Results of my year-long T-bill experiment
Last July I began an experiment with 4-week T-bills. Now that I have an entire year of results I can compare the results to other short-term, low-risk vehicles for storing cash.
My experiment was simply a $1,000 investment which purchased ten $100 4-week T-bills electronically on an automated reinvestment plan using TreasuryDirect.
Since they have a duration of four weeks rather than a month, there are thirteen investment periods in a year.
Since my investment was small, there was no opportunity to re-invest the interest back into the same T-bill investment plan. I simply moved the interest from my bank account into my Fidelity brokerage account "core cash" where it earned something on the order of 4.45%.
Since T-bills are purchased at a discount and then return the full face amount at maturity, my actual initial investment was not $1,000, but happened to be $996.32, giving me $3.68 interest for the first four weeks.
The total interest directly from the T-bills was $49.64 which works out to a simple annualized rate of 4.982%, which is a litle better than the typical 7-day yield for Fidelity Cash Reserves (FDRXX) of 4.96% or so.
Calculating the compounding interest on the T-bill interest payments (difference between the face amount payment and the discounted purchase price) at my 4.45% 7-day yield amounted to another $1.22, for a total interest of $50.96, or a total yield of 5.104%. The rough total yield for FDRXX was on the order of 5.07% (4.96% + compounded interest.) So, the T-bills came out ahead.
In short, this 28-day T-bill investment plan gave my a very slightly better return than FDRXX, but hardly enough to justify the effort, and maybe not worth the anxiety of the wild volatility swings of the weekly T-bill auctions (low of 4.71% to high of 5.31%.)
There is no guarantee that the returns for future years would match my results (even if the Fed does not change interest rates.)
And results would be somewhat different for 13-week and 26-week T-bills.

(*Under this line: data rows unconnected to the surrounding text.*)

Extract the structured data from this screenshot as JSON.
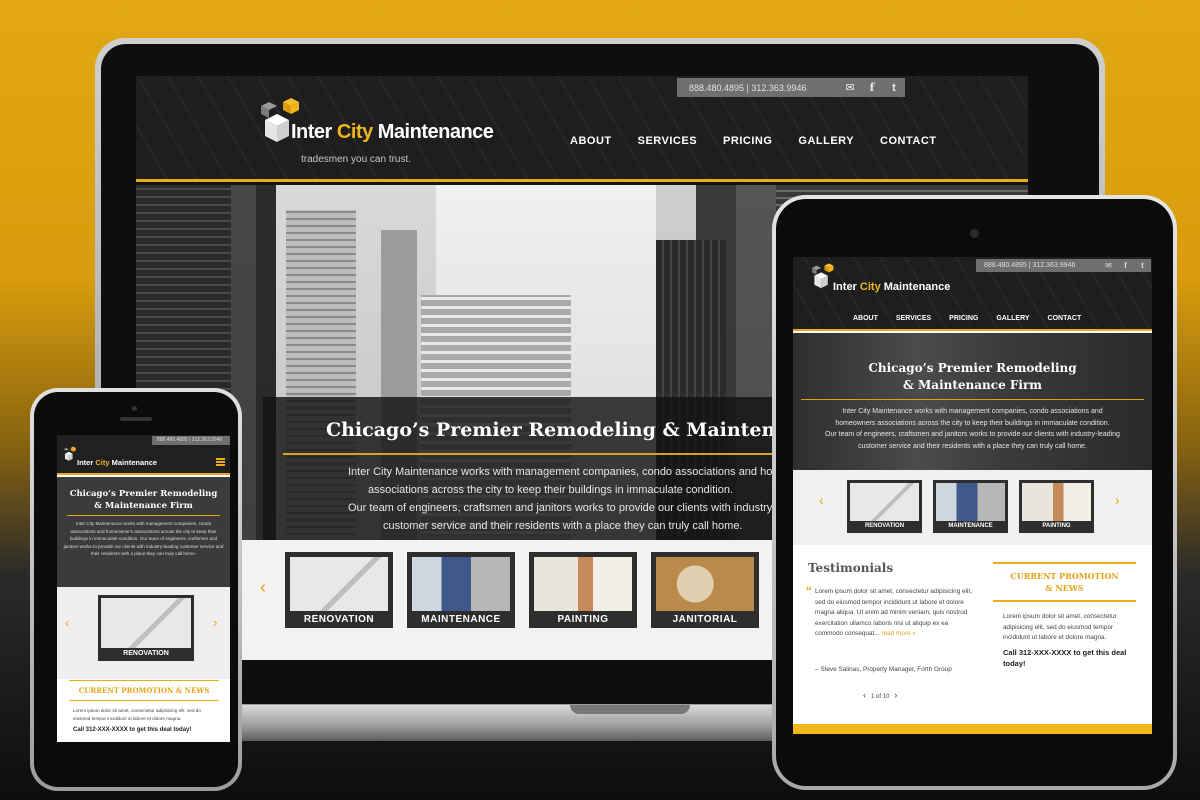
{
  "brand": {
    "name_part1": "Inter",
    "name_accent": "City",
    "name_part2": "Maintenance",
    "tagline": "tradesmen you can trust.",
    "accent_color": "#e8ac16"
  },
  "contact": {
    "phones": "888.480.4895  |  312.363.9946",
    "icons": [
      "mail-icon",
      "facebook-icon",
      "twitter-icon"
    ]
  },
  "nav": [
    "ABOUT",
    "SERVICES",
    "PRICING",
    "GALLERY",
    "CONTACT"
  ],
  "laptop": {
    "hero_title": "Chicago’s Premier Remodeling & Maintenance",
    "hero_lines": [
      "Inter City Maintenance works with management companies, condo associations and home",
      "associations across the city to keep their buildings in immaculate condition.",
      "Our team of engineers, craftsmen and janitors works to provide our clients with industry-",
      "customer service and their residents with a place they can truly call home."
    ],
    "services": [
      "RENOVATION",
      "MAINTENANCE",
      "PAINTING",
      "JANITORIAL"
    ]
  },
  "tablet": {
    "hero_title_1": "Chicago’s Premier Remodeling",
    "hero_title_2": "& Maintenance Firm",
    "hero_lines": [
      "Inter City Maintenance works with management companies, condo associations and",
      "homeowners associations across the city to keep their buildings in immaculate condition.",
      "Our team of engineers, craftsmen and janitors works to provide our clients with industry-leading",
      "customer service and their residents with a place they can truly call home."
    ],
    "services": [
      "RENOVATION",
      "MAINTENANCE",
      "PAINTING"
    ],
    "testimonials": {
      "title": "Testimonials",
      "body": "Lorem ipsum dolor sit amet, consectetur adipisicing elit, sed do eiusmod tempor incididunt ut labore et dolore magna aliqua. Ut enim ad minim veniam, quis nostrud exercitation ullamco laboris nisi ut aliquip ex ea commodo consequat...",
      "read_more": "read more »",
      "author": "– Steve Salinas, Property Manager, Forth Group",
      "pager": "1 of 10"
    },
    "promo": {
      "title_1": "CURRENT PROMOTION",
      "title_2": "& NEWS",
      "body": "Lorem ipsum dolor sit amet, consectetur adipisicing elit, sed do eiusmod tempor incididunt ut labore et dolore magna.",
      "call": "Call 312-XXX-XXXX to get this deal today!"
    }
  },
  "phone": {
    "phones": "888.480.4895  |  312.363.9946",
    "hero_title_1": "Chicago’s Premier Remodeling",
    "hero_title_2": "& Maintenance Firm",
    "hero_body": "Inter City Maintenance works with management companies, condo associations and homeowner's associations across the city to keep their buildings in immaculate condition. Our team of engineers, craftsmen and janitors works to provide our clients with industry-leading customer service and their residents with a place they can truly call home.",
    "service": "RENOVATION",
    "promo_title": "CURRENT PROMOTION & NEWS",
    "promo_body": "Lorem ipsum dolor sit amet, consectetur adipisicing elit, sed do eiusmod tempor incididunt ut labore et dolore magna.",
    "call": "Call 312-XXX-XXXX to get this deal today!"
  }
}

I'm going to continue this experiment for at least another year, both because it was not a "failure", it did give a slightly better return than FDRXX, and it is on auto-pilot, so it would actually be extra effort for me to shut it down.
The only difference this year is that I will move a small amount of cash from my core account to FDRXX each month to get a higher yield on the compounding interest.